En ce sens, si les preuves soumises sont insuffisantes pour établir le caractère distinctif accru des marques antérieures, a fortiori, elles sont également incapables d’établir leur renommée, car celle-ci exige un degré de reconnaissance encore plus élevé auprès du public pertinent. Par conséquent, la division d’opposition constate que les preuves soumises par l’opposant ne démontrent pas que la marque antérieure a acquis une renommée.
g) Conclusions concernant l’article 8, paragraphe 5, du RMUE
Comme il a été vu ci-dessus, il est requis pour que l’opposition aboutisse au titre de l’article 8, paragraphe 5, du RMUE que la marque antérieure ait une renommée. Puisqu’il n’a pas été établi que la marque antérieure a une renommée, l’une des conditions nécessaires contenues à l’article 8, paragraphe 5, du RMUE n’est pas remplie, et l’opposition doit être rejetée.
DÉPENS
Conformément à l’article 109, paragraphe 1, du RMUE, la partie qui succombe dans une procédure d’opposition supporte les taxes et les frais exposés par l’autre partie.
Puisque l’opposant est la partie qui succombe, il doit supporter les frais exposés par le demandeur au cours de la présente procédure.
Conformément à l’article 109, paragraphe 7, du RMUE et à l’article 18, paragraphe 1, sous c), i), du RMCUE, les frais à payer au demandeur sont les frais de représentation, qui sont fixés sur la base du taux maximal y prévu.
Décision sur opposition n° B 3 196 680 Page 29 sur 29
La division d’opposition
Angela DI BLASIO Gabriele SPINA ALÌ Aldo BLASI
Conformément à l’article 67 du RMCUE, toute partie lésée par la présente décision a le droit de former un recours contre la présente décision.

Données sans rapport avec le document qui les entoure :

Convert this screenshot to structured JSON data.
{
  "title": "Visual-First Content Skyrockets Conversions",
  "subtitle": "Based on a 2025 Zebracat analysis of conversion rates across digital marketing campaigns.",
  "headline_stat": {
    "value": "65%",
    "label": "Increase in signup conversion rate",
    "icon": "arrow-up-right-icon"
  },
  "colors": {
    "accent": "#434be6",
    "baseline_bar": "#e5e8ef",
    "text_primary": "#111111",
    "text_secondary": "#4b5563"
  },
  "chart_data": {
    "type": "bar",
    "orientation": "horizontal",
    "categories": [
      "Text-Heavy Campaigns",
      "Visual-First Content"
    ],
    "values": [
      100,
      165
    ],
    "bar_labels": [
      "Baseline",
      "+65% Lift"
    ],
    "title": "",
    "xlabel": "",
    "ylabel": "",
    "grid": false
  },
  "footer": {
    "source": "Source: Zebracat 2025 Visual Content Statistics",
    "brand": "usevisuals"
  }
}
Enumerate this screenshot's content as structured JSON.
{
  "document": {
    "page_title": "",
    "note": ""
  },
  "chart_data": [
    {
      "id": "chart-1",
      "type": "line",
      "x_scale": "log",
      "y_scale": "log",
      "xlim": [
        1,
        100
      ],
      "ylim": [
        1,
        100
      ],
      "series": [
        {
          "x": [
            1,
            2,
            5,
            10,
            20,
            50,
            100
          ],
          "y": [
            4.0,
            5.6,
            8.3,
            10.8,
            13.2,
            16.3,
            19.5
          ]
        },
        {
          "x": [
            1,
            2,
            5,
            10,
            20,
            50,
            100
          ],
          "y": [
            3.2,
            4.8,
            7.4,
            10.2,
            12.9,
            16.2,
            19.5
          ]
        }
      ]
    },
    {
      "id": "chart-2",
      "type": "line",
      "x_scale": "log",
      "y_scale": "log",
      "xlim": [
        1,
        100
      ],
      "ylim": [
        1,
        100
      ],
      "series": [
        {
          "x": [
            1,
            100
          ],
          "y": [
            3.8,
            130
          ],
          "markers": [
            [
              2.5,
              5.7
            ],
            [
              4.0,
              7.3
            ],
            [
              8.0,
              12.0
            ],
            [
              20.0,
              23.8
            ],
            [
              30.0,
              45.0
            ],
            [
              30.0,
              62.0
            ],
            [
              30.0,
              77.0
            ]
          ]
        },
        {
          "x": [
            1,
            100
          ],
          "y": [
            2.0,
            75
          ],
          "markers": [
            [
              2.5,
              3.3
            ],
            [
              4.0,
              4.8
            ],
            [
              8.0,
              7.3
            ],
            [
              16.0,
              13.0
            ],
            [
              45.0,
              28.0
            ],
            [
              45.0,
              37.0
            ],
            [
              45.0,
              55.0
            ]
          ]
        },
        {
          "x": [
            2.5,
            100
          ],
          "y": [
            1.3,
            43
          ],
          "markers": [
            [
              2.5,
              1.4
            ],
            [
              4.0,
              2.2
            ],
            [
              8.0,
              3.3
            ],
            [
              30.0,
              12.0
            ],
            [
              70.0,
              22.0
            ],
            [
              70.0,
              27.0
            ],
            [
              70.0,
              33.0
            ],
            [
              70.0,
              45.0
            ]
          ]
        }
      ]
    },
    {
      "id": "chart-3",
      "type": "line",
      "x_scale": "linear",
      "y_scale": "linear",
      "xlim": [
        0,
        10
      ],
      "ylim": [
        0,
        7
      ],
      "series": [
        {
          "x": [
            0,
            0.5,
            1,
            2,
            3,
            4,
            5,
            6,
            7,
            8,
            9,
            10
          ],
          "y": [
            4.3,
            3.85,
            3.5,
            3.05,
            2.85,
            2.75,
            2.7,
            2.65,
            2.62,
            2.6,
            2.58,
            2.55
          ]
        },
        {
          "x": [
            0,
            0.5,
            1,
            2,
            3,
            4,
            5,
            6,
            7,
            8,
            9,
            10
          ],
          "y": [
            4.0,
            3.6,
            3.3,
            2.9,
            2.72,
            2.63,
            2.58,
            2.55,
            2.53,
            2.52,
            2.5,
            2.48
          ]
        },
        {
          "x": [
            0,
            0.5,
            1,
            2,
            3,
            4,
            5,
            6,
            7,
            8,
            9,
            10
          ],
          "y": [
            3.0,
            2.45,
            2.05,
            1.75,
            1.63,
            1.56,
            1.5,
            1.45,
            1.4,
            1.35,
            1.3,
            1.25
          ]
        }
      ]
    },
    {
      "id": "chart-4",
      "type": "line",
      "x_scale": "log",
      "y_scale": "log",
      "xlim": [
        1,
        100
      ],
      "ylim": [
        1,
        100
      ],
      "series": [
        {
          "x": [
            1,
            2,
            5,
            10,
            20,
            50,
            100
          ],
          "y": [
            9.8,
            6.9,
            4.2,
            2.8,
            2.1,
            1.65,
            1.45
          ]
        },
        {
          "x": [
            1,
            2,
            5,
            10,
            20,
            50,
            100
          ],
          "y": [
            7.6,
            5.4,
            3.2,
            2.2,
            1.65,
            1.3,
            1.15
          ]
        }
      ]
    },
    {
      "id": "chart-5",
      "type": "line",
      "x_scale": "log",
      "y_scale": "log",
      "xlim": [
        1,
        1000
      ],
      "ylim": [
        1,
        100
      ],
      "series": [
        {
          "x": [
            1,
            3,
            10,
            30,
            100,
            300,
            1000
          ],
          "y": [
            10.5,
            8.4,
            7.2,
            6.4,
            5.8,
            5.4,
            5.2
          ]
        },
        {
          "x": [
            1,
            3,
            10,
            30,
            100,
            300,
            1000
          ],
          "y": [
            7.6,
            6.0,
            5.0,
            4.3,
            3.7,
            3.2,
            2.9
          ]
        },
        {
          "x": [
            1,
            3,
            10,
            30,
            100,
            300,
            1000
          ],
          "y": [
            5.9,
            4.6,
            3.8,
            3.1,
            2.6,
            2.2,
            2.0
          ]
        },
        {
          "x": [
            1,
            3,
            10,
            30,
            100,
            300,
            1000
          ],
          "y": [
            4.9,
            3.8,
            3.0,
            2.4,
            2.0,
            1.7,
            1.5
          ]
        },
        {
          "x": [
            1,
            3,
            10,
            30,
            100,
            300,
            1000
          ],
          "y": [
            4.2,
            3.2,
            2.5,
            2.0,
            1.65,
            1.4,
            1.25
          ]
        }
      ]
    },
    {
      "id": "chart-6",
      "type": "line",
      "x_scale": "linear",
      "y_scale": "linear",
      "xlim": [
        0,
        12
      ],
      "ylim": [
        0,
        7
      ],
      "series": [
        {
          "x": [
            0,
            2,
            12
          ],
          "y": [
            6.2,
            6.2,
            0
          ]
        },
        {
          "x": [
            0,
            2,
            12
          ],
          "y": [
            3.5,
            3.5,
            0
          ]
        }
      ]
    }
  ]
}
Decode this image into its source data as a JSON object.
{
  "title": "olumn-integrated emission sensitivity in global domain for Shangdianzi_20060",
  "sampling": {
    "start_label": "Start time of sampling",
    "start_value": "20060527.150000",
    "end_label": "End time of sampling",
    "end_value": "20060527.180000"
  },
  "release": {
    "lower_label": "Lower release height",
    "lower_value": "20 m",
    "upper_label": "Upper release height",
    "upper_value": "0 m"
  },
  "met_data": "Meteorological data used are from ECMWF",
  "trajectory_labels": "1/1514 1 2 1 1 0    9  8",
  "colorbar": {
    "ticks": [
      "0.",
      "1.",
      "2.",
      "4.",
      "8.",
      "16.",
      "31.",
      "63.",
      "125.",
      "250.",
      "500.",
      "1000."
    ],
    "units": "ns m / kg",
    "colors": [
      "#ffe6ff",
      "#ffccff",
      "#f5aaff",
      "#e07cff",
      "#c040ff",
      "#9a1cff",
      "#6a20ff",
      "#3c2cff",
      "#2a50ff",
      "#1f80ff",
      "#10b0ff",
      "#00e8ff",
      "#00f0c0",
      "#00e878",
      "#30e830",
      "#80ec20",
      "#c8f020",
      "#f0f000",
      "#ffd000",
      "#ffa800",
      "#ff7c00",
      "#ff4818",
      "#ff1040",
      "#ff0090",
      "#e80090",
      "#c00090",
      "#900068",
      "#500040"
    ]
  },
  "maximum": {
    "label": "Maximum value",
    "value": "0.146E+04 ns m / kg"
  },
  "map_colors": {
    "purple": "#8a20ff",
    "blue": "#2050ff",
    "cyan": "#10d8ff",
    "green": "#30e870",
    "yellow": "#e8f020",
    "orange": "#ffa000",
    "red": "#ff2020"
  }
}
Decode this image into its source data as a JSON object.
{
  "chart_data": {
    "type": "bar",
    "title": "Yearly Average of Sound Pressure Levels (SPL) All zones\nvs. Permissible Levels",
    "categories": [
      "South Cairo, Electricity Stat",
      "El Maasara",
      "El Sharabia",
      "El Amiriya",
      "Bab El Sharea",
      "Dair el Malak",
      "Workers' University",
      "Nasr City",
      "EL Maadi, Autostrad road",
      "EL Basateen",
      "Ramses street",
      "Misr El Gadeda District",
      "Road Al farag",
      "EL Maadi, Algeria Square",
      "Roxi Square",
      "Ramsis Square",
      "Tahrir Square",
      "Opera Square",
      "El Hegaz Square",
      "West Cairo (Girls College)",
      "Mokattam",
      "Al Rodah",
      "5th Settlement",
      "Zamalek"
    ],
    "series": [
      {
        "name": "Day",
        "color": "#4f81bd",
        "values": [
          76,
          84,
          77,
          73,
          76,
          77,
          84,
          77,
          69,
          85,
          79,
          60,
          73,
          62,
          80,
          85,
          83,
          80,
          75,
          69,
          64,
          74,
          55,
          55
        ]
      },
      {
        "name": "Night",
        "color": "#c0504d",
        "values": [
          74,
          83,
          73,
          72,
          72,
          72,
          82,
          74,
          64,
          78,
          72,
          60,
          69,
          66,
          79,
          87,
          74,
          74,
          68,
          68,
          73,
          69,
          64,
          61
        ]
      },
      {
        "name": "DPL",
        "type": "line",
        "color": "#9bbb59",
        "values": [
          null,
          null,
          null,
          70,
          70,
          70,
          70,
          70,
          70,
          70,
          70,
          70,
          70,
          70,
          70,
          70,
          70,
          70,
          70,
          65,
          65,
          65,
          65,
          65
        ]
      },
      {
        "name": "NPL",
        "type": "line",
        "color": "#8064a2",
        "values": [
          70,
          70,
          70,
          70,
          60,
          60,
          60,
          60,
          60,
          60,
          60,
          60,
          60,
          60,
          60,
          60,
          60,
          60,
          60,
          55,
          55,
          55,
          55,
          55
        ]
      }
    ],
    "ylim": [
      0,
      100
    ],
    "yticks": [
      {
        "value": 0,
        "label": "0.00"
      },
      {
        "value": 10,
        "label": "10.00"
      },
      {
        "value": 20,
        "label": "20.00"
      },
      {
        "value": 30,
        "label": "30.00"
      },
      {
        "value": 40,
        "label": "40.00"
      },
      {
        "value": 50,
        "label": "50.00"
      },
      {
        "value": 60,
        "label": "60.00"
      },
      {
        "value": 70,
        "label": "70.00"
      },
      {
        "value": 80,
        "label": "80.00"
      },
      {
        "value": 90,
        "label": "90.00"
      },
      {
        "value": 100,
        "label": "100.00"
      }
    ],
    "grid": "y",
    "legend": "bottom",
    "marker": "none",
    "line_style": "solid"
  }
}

Conformément à l’article 68 du RMCUE, un acte de recours doit être déposé par écrit auprès de l’Office dans un délai de deux mois à compter de la date de notification de la présente décision. Il doit être déposé dans la langue de la procédure dans laquelle la décision faisant l’objet du recours a été rendue. En outre, un mémoire exposant les motifs du recours doit être déposé dans un délai de quatre mois à compter de la même date. L’acte de recours n’est réputé déposé qu’après paiement de la taxe de recours de 720 EUR.